Last but not least is Nippon, which owns 64% of NTT DoCoMo (its wireless offspring). This stake is worth around $42 billion. That leaves a "stub" worth around $25 billion. Run the numbers and you'll find a tidy little company with steady, substantial cash flow and a solid dividend.

A friend of mine in Hong Kong had the following to say about the conservative nature of Japanese firms in general:
An American fund manager I spoke to in Japan had the perfect quote: "XYZ Company is a topnotch, first rate company that has every yen it ever earned still sitting on its balance sheet.
Certainly the companies I've discussed err on the side of holding too much excess capital. There are worse problems to have in this environment. Perhaps Japanese corporate culture needs a little shaking up, but the value is there.

In the Land of the Rising Sun, stocks should soon follow.

Disclosure: The author owns Nintendo, Nippon, and Takeda. Kyocera probably won't be far behind.

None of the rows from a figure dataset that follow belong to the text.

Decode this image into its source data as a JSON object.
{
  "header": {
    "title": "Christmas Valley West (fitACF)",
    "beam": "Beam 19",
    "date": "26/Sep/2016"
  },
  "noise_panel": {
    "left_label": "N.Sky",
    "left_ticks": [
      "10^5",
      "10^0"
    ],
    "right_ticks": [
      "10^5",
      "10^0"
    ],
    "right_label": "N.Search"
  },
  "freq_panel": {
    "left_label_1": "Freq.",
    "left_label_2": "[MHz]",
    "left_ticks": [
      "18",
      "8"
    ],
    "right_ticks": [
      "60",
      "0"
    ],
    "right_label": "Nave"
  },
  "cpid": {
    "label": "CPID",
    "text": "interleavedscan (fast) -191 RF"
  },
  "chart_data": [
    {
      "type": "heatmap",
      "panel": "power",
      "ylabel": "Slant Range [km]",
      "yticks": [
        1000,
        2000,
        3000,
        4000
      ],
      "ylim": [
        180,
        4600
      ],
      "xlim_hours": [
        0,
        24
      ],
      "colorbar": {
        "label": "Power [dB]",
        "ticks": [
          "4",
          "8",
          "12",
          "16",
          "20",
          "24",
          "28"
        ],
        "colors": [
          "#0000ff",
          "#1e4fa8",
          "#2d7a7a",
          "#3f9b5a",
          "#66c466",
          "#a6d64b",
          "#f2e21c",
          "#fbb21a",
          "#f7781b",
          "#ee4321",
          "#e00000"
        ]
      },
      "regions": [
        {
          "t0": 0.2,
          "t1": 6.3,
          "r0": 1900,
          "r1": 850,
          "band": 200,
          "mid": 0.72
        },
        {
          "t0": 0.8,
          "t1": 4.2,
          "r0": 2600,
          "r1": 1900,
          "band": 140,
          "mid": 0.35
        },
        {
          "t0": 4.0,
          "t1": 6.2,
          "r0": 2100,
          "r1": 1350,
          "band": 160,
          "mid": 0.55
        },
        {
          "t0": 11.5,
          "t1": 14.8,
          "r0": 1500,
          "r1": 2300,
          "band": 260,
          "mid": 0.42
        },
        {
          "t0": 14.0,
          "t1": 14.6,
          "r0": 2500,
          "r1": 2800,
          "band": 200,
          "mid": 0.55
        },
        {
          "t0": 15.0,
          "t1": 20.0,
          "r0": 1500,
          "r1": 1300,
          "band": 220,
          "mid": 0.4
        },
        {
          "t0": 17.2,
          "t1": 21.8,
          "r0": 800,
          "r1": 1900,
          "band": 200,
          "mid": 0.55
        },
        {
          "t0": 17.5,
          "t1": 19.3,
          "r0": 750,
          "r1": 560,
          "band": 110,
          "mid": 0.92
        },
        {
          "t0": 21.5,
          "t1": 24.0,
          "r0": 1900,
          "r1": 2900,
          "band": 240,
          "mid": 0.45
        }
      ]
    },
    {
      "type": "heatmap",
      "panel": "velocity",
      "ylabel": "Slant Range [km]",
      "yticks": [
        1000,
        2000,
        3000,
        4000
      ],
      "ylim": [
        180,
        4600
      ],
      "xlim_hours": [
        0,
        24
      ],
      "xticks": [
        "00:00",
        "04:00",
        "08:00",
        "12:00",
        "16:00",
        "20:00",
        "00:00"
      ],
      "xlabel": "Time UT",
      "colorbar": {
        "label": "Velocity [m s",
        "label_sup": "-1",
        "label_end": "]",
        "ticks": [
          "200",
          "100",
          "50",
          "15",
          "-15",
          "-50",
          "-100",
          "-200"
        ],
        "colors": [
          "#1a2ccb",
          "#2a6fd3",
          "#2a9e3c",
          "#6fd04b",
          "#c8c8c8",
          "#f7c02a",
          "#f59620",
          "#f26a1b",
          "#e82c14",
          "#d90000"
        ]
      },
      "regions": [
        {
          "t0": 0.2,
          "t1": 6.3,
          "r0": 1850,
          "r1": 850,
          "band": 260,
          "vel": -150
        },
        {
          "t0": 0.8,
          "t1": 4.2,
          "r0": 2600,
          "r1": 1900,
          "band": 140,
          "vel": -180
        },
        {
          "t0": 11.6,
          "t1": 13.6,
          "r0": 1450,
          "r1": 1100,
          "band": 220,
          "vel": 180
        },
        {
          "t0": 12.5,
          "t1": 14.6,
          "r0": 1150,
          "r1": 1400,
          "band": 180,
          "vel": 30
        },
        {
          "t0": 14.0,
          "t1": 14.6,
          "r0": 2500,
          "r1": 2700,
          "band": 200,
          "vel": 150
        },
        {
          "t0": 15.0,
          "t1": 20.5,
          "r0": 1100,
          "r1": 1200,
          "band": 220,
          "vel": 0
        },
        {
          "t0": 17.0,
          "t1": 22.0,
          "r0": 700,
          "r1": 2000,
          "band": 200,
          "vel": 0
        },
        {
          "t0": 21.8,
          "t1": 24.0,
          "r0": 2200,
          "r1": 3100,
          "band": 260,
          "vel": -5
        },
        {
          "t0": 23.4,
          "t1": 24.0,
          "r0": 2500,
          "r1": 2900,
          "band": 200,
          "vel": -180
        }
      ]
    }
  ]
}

  1. Your posts are great. Talking about Japan, I used to be a buy-side analyst there, aweful management and no activists (used to be some, but quite few right now). I think just as Jean-Marie Eveillard mentioned, because of lacking activists, even there is value there, nobody will go to dig it. Then management will ignore shareholder value even more. So the Tokyo market is not very efficient. I owned a Japanese stock now trading at only 70% of its working capital (a little higher when I bought), so a typical Graham net-net stock. But management has done nothing to improve. Anyway, that's Japan.

  2. Thanks for your thoughts Warren. The companies I included in this post have shown a better than average approach in the shareholder value area. Nonetheless, your points are well taken.